I was
impressed how Atwood puts the reader in a macrocosm of writers and then zooms
in on the individual place that they belong. Her advice to speak for the group
that is “feeling the booty” is on point because we tend to conform to what is
acceptable and are discouraged to speak about something if it goes against the
rest of society, even if we are becoming more liberal. My favorite line is “the
billboard awaits you, but if you succumb to its temptations you’ll end up
two-dimensional.” What a profound way to inspire someone to be unique and out
of the box. This is the kind of piece that should be read aloud because each
sentence carries weight.
Wednesday, March 11, 2015
Reader Response on “Why Do You Write?” by Margaret Atwood
I loved this snippet by Atwood.
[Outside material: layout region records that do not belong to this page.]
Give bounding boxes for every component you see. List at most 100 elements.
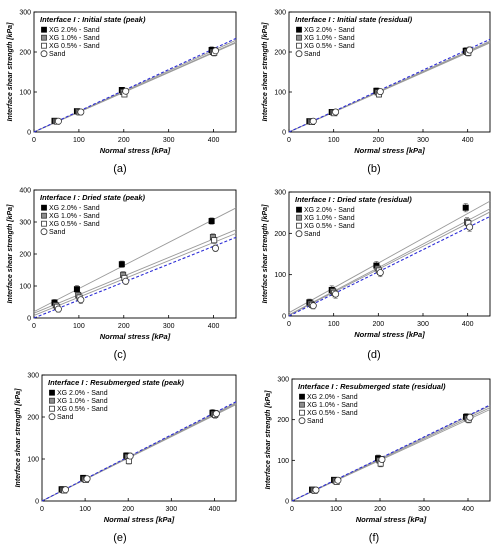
legend-marker: [296, 214, 302, 221]
x-tick-label: 400: [208, 137, 220, 144]
plot-frame: [33, 11, 237, 133]
y-axis-label: Interface shear strength [kPa]: [7, 204, 14, 303]
fit-line-4: [288, 38, 491, 133]
y-tick-label: 0: [282, 130, 286, 137]
data-point: [462, 204, 469, 211]
y-axis-label: Interface shear strength [kPa]: [262, 22, 269, 121]
data-point: [466, 46, 474, 54]
data-point: [73, 286, 80, 293]
y-tick-label: 300: [27, 373, 39, 380]
fit-line-4: [41, 401, 237, 502]
y-axis-label: Interface shear strength [kPa]: [7, 22, 14, 121]
legend-entry: XG 0.5% - Sand: [304, 43, 355, 50]
y-tick-label: 100: [19, 90, 31, 97]
fit-line-3: [33, 42, 237, 133]
y-tick-label: 300: [274, 190, 286, 197]
y-tick-label: 100: [277, 458, 289, 465]
legend-marker: [295, 50, 303, 58]
x-tick-label: 300: [417, 321, 429, 328]
legend-marker: [299, 393, 305, 400]
chart-title: Interface I : Dried state (peak): [40, 193, 146, 202]
legend-marker: [296, 222, 302, 229]
x-tick-label: 0: [40, 506, 44, 513]
data-point: [212, 410, 220, 418]
legend-marker: [49, 405, 55, 412]
x-tick-label: 200: [374, 506, 386, 513]
legend-entry: XG 1.0% - Sand: [307, 402, 358, 409]
x-tick-label: 100: [73, 137, 85, 144]
x-tick-label: 300: [165, 506, 177, 513]
data-point: [62, 486, 70, 494]
legend-marker: [41, 42, 47, 49]
data-point: [54, 117, 62, 125]
legend-entry: XG 0.5% - Sand: [304, 223, 355, 230]
y-tick-label: 100: [19, 284, 31, 291]
fit-line-2: [288, 208, 491, 316]
legend-entry: XG 1.0% - Sand: [49, 213, 100, 220]
legend-entry: XG 1.0% - Sand: [304, 35, 355, 42]
x-axis-label: Normal stress [kPa]: [100, 332, 171, 341]
data-point: [332, 290, 340, 298]
chart-panel-d: 0 100 200 300 400 0 100 200 300 Normal stress [kP…: [262, 190, 491, 361]
legend-marker: [298, 417, 306, 425]
y-tick-label: 0: [35, 499, 39, 506]
data-point: [212, 244, 220, 252]
y-tick-label: 100: [274, 272, 286, 279]
x-tick-label: 100: [330, 506, 342, 513]
chart-panel-f: 0 100 200 300 400 0 100 200 300 Normal stress [kP…: [265, 377, 491, 544]
chart-panel-c: 0 100 200 300 400 0 100 200 300 400 Normal stress …: [7, 188, 237, 361]
fit-line-4: [291, 404, 491, 502]
legend-entry: Sand: [57, 414, 73, 421]
data-point: [309, 302, 317, 310]
data-point: [332, 108, 340, 116]
x-tick-label: 400: [209, 506, 221, 513]
fit-line-4: [33, 37, 237, 133]
data-point: [334, 476, 342, 484]
y-axis-label: Interface shear strength [kPa]: [262, 204, 269, 303]
y-tick-label: 0: [27, 130, 31, 137]
x-tick-label: 400: [462, 137, 474, 144]
chart-panel-a: 0 100 200 300 400 0 100 200 300 Normal stress [kP…: [7, 10, 237, 175]
fit-line-4: [33, 236, 237, 319]
legend-entry: XG 2.0% - Sand: [49, 27, 100, 34]
data-point: [211, 237, 218, 244]
plot-frame: [288, 11, 491, 133]
legend-entry: Sand: [49, 229, 65, 236]
data-point: [77, 108, 85, 116]
panel-caption: (e): [113, 532, 126, 544]
y-tick-label: 100: [27, 457, 39, 464]
legend-marker: [40, 50, 48, 58]
data-point: [376, 269, 384, 277]
x-tick-label: 200: [118, 137, 130, 144]
chart-panel-e: 0 100 200 300 400 0 100 200 300 Normal stress [kP…: [15, 373, 237, 544]
legend-marker: [49, 397, 55, 404]
y-tick-label: 200: [277, 417, 289, 424]
y-tick-label: 0: [27, 316, 31, 323]
legend-marker: [41, 204, 47, 211]
y-tick-label: 300: [274, 10, 286, 17]
data-point: [312, 486, 320, 494]
x-axis-label: Normal stress [kPa]: [356, 515, 427, 524]
legend-entry: XG 0.5% - Sand: [49, 43, 100, 50]
legend-marker: [41, 34, 47, 41]
x-tick-label: 100: [73, 323, 85, 330]
legend-entry: XG 0.5% - Sand: [49, 221, 100, 228]
y-tick-label: 200: [274, 50, 286, 57]
legend-marker: [41, 212, 47, 219]
x-tick-label: 100: [79, 506, 91, 513]
legend-marker: [299, 409, 305, 416]
chart-title: Interface I : Initial state (peak): [40, 15, 146, 24]
x-tick-label: 0: [290, 506, 294, 513]
plot-frame: [41, 374, 237, 502]
legend-entry: XG 2.0% - Sand: [307, 394, 358, 401]
legend-entry: XG 1.0% - Sand: [49, 35, 100, 42]
data-point: [378, 456, 386, 464]
legend-marker: [49, 389, 55, 396]
x-tick-label: 400: [208, 323, 220, 330]
chart-title: Interface I : Resubmerged state (residua…: [298, 382, 446, 391]
data-point: [118, 261, 125, 268]
x-axis-label: Normal stress [kPa]: [354, 330, 425, 339]
panel-caption: (d): [367, 349, 380, 361]
y-tick-label: 300: [19, 220, 31, 227]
One of her first lines,
that writing is “acquired through the apprentice system” and that your teacher
is “alive” or “dead” was so intriguing because I don’t usually consider writing
a collective entity or one that is part of a community. I always look at
writing as me and what I put on a page. Other people and books I’ve read are
just external factors. But it’s true that the people you read and the books you
digest are a part of your writing. I know I’ve read something that has affected
my writing to the point of my story being completely different than it would
have been if I hadn’t. When she talks about a “community of storytellers that
stretches back through time to the beginning of human society”, I imagined a
timeline of people sitting at their desk with pens, pencils, computers writing
away. To think of writing as a “craft” and a “profession” is something worth noting
because it doesn’t get the credit it deserves. Most people are into technology,
science, business, but writing isn’t easy and even I forget that.